Based on the diversity of nucleotide sequences of cloned hepatitis B virus DNA genomes, we have predicted possible replication of genetic variants of human hepatitis B virus. This prediction is exemplified by studies of a chronic carrier of HBsAg/adw2, who lacked anti-HBc but carried exceedingly high levels of hepatitis B virus DNA in serum. Molecular characterization of a number of clones revealed a restriction map that deviated significantly from the typical pattern of the adw2 subtype, especially around the EcoRI site commonly used as a reference point. Mutations appearing consistently in the precore and core regions included (a) mutation in the precore region resulting in a termination codon after the initiation codon, (b) mutation of the core initiation codon and (c) an inframe insert of 36 nucleotides in the precore region with a new initiation site for the core protein.

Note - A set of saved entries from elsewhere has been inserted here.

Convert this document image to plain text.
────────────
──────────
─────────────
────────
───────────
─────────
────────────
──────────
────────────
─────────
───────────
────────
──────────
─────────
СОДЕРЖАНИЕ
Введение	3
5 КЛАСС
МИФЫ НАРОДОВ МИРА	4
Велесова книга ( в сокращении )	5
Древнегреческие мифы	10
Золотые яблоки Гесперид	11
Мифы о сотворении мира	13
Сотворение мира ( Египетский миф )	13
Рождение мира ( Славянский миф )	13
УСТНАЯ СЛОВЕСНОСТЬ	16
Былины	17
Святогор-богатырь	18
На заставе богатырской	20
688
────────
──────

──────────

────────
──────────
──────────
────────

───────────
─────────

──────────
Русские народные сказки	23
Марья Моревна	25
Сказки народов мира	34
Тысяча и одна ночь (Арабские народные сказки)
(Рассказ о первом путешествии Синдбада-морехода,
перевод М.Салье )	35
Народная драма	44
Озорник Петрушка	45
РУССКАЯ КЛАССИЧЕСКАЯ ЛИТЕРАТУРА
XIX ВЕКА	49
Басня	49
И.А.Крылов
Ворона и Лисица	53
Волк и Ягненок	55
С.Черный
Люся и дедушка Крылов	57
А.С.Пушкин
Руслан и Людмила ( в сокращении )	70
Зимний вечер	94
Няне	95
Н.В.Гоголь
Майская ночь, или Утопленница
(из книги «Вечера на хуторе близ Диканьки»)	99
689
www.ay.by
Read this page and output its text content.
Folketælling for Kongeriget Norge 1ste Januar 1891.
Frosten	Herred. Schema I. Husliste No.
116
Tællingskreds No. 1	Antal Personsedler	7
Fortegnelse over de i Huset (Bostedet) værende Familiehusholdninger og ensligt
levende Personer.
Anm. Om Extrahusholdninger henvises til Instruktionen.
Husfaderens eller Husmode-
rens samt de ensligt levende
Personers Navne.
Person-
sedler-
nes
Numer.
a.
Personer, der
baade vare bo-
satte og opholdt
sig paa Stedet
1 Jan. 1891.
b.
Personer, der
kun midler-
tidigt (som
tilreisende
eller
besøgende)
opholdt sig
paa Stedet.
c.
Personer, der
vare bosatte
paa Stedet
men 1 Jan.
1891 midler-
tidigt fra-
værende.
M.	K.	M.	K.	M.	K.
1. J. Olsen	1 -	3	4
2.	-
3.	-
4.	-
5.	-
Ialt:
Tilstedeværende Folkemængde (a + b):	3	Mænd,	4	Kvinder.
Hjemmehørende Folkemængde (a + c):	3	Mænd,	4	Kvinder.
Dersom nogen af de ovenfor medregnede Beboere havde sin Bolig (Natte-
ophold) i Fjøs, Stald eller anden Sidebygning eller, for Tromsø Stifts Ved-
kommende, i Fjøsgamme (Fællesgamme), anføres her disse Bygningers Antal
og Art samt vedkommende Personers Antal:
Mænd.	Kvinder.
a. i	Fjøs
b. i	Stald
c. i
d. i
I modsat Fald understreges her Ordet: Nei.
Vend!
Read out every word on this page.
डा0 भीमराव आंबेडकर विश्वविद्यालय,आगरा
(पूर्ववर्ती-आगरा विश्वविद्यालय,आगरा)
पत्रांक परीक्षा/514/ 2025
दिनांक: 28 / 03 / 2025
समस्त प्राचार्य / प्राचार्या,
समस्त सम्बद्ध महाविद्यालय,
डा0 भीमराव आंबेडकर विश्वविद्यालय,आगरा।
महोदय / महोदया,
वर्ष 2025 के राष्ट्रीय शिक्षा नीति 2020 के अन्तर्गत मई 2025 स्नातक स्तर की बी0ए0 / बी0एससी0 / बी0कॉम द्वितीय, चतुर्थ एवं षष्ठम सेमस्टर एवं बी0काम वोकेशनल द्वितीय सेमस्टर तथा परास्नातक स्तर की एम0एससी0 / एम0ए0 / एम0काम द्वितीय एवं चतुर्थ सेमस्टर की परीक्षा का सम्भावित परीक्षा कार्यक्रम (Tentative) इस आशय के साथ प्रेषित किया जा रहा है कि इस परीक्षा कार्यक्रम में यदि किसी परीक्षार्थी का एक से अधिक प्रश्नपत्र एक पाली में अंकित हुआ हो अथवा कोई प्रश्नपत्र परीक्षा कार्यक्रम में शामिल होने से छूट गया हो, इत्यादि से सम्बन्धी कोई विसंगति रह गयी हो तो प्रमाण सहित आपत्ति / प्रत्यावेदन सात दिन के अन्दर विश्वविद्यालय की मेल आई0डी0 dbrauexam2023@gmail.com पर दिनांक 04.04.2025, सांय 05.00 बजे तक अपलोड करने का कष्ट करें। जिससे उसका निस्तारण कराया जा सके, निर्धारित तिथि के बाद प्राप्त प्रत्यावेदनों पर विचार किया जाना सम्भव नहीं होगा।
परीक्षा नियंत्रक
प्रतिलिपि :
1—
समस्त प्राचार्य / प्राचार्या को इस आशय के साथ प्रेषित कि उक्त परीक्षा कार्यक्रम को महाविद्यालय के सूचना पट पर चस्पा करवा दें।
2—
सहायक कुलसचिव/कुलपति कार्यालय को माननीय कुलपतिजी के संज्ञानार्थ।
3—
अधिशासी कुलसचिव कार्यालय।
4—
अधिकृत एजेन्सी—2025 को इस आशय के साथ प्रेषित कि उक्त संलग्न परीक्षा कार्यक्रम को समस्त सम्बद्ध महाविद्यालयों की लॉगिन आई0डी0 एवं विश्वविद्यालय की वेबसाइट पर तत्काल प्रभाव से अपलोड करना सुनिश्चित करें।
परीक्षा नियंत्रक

The 36-nucleotide insertion resulted in a new core protein with 12 extra amino acids at its amino-terminal end. A few scattered point mutations were clustered in the amino-terminal half of the core gene. Although the core protein of this hepatitis B virus variant carried immunologically detectable HBcAg, the absence of a humoral immune response to HBcAg could have been caused by previous infection with human immunodeficiency virus. This naturally occurring human hepatitis B virus variant replicated efficiently without expressing the precore region, confirming previous observations made of the artificial mutants of duck hepatitis B virus.